I have some code that copies some data to a GPU buffer and then runs a model, it looks like this:
auto state = cudaMemcpyAsync(buffers_[images], img_blob_.get(), buffer_sizes_[images],
It runs well, but is there a possibility that execution might run in some circumstances before all of the input data has copied across? If so, should I use cudaMemcpy instead? or cudaStreamSynchronize(stream_); ? Would there be any meaningful difference?
I assume that “runs a model” means executing a kernel on the GPU. From the snippet it is not clear how that kernel is invoked. In other words, I do not recognize context_->executeV2 as a built-in CUDA mechanism and assume it is an abstraction layer you have built around kernel launches.

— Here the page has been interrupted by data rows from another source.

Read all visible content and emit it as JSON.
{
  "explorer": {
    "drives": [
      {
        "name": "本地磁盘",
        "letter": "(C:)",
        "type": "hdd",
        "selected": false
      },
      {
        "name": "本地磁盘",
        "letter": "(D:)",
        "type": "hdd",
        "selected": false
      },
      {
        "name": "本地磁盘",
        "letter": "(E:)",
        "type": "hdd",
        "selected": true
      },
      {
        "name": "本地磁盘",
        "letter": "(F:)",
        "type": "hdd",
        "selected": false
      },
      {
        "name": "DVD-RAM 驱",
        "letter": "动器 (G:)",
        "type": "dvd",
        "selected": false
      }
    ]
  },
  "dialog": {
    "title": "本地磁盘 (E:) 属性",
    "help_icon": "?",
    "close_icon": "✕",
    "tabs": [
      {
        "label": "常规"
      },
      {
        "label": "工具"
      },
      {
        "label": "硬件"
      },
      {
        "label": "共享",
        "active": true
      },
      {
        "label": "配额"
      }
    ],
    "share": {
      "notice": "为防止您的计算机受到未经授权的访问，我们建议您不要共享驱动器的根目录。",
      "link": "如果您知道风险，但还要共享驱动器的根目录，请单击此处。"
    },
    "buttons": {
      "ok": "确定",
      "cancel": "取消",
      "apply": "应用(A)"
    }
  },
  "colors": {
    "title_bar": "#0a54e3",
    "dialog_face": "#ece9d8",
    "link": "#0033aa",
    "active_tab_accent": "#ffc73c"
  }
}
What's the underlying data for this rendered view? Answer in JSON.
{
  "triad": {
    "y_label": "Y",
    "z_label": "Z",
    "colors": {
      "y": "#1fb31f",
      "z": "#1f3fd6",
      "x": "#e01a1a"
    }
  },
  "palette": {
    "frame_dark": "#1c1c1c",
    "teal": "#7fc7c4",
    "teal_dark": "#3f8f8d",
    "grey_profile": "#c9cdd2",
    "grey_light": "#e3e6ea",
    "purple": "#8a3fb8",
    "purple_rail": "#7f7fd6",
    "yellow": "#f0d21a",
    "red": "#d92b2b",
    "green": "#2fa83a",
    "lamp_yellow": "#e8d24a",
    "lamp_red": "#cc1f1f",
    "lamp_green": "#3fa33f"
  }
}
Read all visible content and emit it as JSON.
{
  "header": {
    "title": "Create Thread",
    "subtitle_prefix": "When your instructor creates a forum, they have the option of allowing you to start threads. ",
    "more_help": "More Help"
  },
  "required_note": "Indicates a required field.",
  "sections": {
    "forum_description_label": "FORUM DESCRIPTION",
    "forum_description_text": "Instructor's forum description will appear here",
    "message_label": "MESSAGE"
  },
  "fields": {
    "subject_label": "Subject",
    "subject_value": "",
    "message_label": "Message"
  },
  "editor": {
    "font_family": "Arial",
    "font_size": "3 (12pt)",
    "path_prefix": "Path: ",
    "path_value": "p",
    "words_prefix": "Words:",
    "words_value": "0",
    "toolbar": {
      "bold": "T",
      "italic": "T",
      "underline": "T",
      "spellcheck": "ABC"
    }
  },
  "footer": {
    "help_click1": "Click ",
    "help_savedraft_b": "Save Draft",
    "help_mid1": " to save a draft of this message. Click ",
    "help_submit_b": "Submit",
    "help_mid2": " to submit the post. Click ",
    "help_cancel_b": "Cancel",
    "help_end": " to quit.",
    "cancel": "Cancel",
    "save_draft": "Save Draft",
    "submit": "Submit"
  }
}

Operations issued to the same CUDA stream will be executed by the hardware in the order they were enqueued by the software. By issuing the cudaMemcpyAsync and then launching the kernel, both to the same CUDA stream, it is ensured that the data transfer is completed prior to the kernel operating on that data.
While simple CUDA programs may use synchronous cudaMemcpy calls, it is very common to see high-performance CUDA-accelerated applications make use of multiple CUDA streams and use cudaMemcpyAsync throughout. Often, this also requires some sort of inter-stream synchronization, see the documentation for that.